A research team has discovered that there is a unique pattern of blood plasma proteins who have suffered from covid for a longer period of time. This conclusion is derived after using advanced research techniques by the team of researchers. According to current data, approx 10%-20% of people have suffered from a long covid period among the total number of covid patients.
According to Dr Douglas Fraser who is a professor in the paediatrics department at Schulich School of Medicine & Dentistry and a physician at London Health Sciences Center (LHSC) as stated that patients who have suffered from long covid are prone to a wide variety of symptoms like fatigue, brain fog, and difficulty breathing and it is very important to diagnose the disorder and identify the required treatment as early as possible. The need is to enhance and alter their quality of life.
A protein is found in blood plasma that is released by cells and is called “the plasma proteome”. It has an important role in developing the immune system to resist viruses. The adaptation of these proteins in long covid patients is under study and observation by a team of researchers.

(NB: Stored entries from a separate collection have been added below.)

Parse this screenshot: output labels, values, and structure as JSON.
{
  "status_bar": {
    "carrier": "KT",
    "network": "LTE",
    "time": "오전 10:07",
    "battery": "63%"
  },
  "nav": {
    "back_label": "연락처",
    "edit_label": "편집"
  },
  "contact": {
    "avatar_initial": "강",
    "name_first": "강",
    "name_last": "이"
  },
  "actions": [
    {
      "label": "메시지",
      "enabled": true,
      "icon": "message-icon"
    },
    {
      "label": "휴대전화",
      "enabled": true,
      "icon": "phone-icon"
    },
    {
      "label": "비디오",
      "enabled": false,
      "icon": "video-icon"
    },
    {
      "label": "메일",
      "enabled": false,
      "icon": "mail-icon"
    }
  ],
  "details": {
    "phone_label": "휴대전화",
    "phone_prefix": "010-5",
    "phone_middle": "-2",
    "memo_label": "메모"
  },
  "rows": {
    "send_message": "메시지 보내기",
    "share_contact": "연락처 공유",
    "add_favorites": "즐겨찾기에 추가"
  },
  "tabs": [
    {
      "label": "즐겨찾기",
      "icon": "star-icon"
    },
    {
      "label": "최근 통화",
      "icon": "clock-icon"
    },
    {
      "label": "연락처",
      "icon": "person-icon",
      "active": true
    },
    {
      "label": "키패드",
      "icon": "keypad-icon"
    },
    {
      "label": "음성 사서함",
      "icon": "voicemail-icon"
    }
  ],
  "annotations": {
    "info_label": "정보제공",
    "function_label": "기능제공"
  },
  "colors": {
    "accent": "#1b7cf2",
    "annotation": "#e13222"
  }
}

For the study samples of blood plasma were collected from the patients who suffered from covid for a longer period. The study was conducted through the Post-Acute COVID-19 Program at St. Joseph’s and compared a group of healthy patients to acutely ill Covid-19 patients at LHSC.
“We used novel technologies for this study, allowing us to analyse more than 3,000 proteins in blood plasma at the same time with multiple patients,” says Cristiana Iosef, research analyst at Children’s Health Research Institute (CHRI), a Lawson program. The proteins were then analysed using a unique bioinformatic pipeline, a type of artificial intelligence (AI), to identify the precise alterations that take place in lengthy COVID.
With the help of the latest technologies, researchers are able to study the unique patterns in blood proteins. The discovery associated with the study mentioned that there is prolonged inflammation along with changes in immune cells and blood vessels that can lead to problems in specific organs like the brain and the heart.
According to Dr. Michael Knauer, an associate scientist at Lawson, “the saved blood plasma samples we are using helped us determine the long-term responses to COVID-19; serial blood plasma samples from individuals that had a COVID-19 infection and are currently thought to have long COVID will help us determine how proteins are changing over time.”
The protein discovered could prove to be a potential drug target and new drug therapies and it can improve outcomes in patients.